Furthermore, Behe is very obviously doing his calculation based on the probability of a specific spot in the DNA receiving a mutation, and he is doing it poorly. He acts as if the population he has set up is some sort of evolutionary ideal, but it is not. Fluctuating between large population sizes and small population sizes is far better for improving the probability of both a given mutation occurring and becoming fixed within a population within a relatively short amount of time, not a population staying small.
Even larger population won't resolve the waiting time problem and this is also supported by mainstream non-religious and non-biased support from scientists like Michael Lynch who is a top populations geneticist.
When we increase the hominin population from 10,000 to 1 million (our current upper limit for these types of experiments), the waiting time for creating a string of five is only reduced from two billion to 482 million years. When we extrapolate our data to a population size of ten million we still get a waiting time of 202 million years. Even when we extrapolate to a population size of one billion we still have a waiting time of 40 million years. This is consistent with Fig. 3 of Lynch [15], which for a string of just two specific mutations (when n = 2), suggests extremely long waiting times in smaller populations, and suggests significant waiting times even in a population of 1 billion.

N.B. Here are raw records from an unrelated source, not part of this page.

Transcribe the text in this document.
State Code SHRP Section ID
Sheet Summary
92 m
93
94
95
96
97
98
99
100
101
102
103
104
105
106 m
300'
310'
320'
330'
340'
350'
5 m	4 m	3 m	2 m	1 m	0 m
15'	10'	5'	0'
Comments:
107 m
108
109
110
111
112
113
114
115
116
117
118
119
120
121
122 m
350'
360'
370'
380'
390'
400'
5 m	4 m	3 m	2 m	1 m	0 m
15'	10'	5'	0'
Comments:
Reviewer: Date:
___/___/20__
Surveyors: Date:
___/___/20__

https://www.ncbi.nlm.nih.gov/pmc/articles/PMC4573302/#CR15
Lol, the Lynch paper Behe quotes directly contests his own conclusions. That is, Lynch even calls the dude out by name, hahahahahahahahahaha.

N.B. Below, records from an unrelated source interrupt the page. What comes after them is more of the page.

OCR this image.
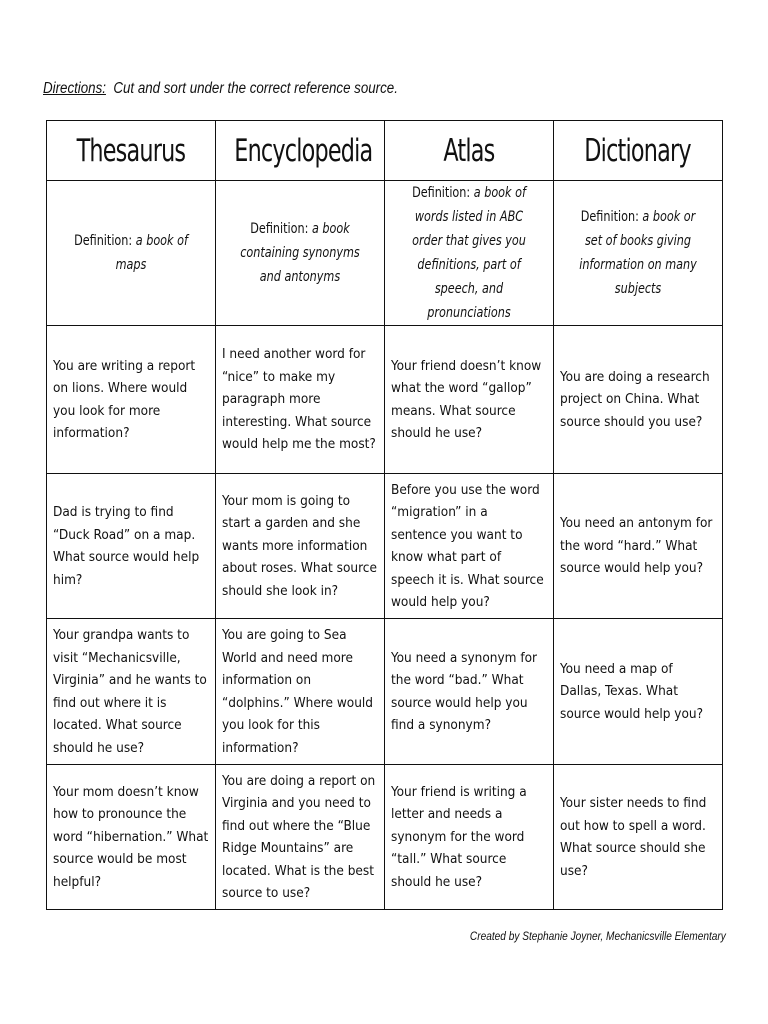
Directions:  Cut and sort under the correct reference source.
Thesaurus	Encyclopedia	Atlas	Dictionary
Definition: a book of maps	Definition: a book containing synonyms and antonyms	Definition: a book of words listed in ABC order that gives you definitions, part of speech, and pronunciations	Definition: a book or set of books giving information on many subjects

You are writing a report on lions. Where would you look for more information?	I need another word for “nice” to make my paragraph more interesting. What source would help me the most?	Your friend doesn’t know what the word “gallop” means. What source should he use?	You are doing a research project on China. What source should you use?

Dad is trying to find “Duck Road” on a map. What source would help him?	Your mom is going to start a garden and she wants more information about roses. What source should she look in?	Before you use the word “migration” in a sentence you want to know what part of speech it is. What source would help you?	You need an antonym for the word “hard.” What source would help you?

Your grandpa wants to visit “Mechanicsville, Virginia” and he wants to find out where it is located. What source should he use?	You are going to Sea World and need more information on “dolphins.” Where would you look for this information?	You need a synonym for the word “bad.” What source would help you find a synonym?	You need a map of Dallas, Texas. What source would help you?

Your mom doesn’t know how to pronounce the word “hibernation.” What source would be most helpful?	You are doing a report on Virginia and you need to find out where the “Blue Ridge Mountains” are located. What is the best source to use?	Your friend is writing a letter and needs a synonym for the word “tall.” What source should he use?	Your sister needs to find out how to spell a word. What source should she use?
Created by Stephanie Joyner, Mechanicsville Elementary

https://www.ncbi.nlm.nih.gov/pmc/articles/PMC2253472/
"To support their contention of the implausibility of adaptive protein evolution by Darwinian processes, Behe and Snoke started with an ad hoc non-Darwinian model with a highly restrictive and biologically unrealistic set of assumptions. Such extreme starting conditions guaranteed that the probability of neofunctionalization would be reduced to a minimal level. An alternative approach, adopted here, is to rely on a set of biologically justified premises and an explicit population-genetic framework. When this is done, contrary to the assertions of Behe and Snoke that neofunctionalization events involving multiple amino acid residues require 10^8 or more generations and population sizes in excess of 10^9 individuals, it is readily demonstrated that this process can go to completion with high probability on time scales of 10^6 yr or less in populations >10^6 in size. As is discussed below, this is a highly conservative conclusion with respect to both the time and population-size requirements. To put this into perspective, a span of 10^6 yr is small on the total evolutionary time scale (in years) of ~3.8 × 10^9 for all of life, ~2 × 10^9 for eukaryotes, ~7 × 10^8 for metazoans, ~4 × 10^8 for tetrapods and land plants, and ~2 × 10^8 for mammals (e.g.,
Knoll 2003). In addition, a population size of 10^6 is minuscule for most microbes (the species whose genome structure is most compatible with the Behe-Snoke model) (
Finlay 2002)"
By the way, none of the figures in the Lynch paper referenced in Behe's paper are actually in Behe's paper. Behe has some giant testicles for quoting Lynch's paper as if the math in it is anything like his own.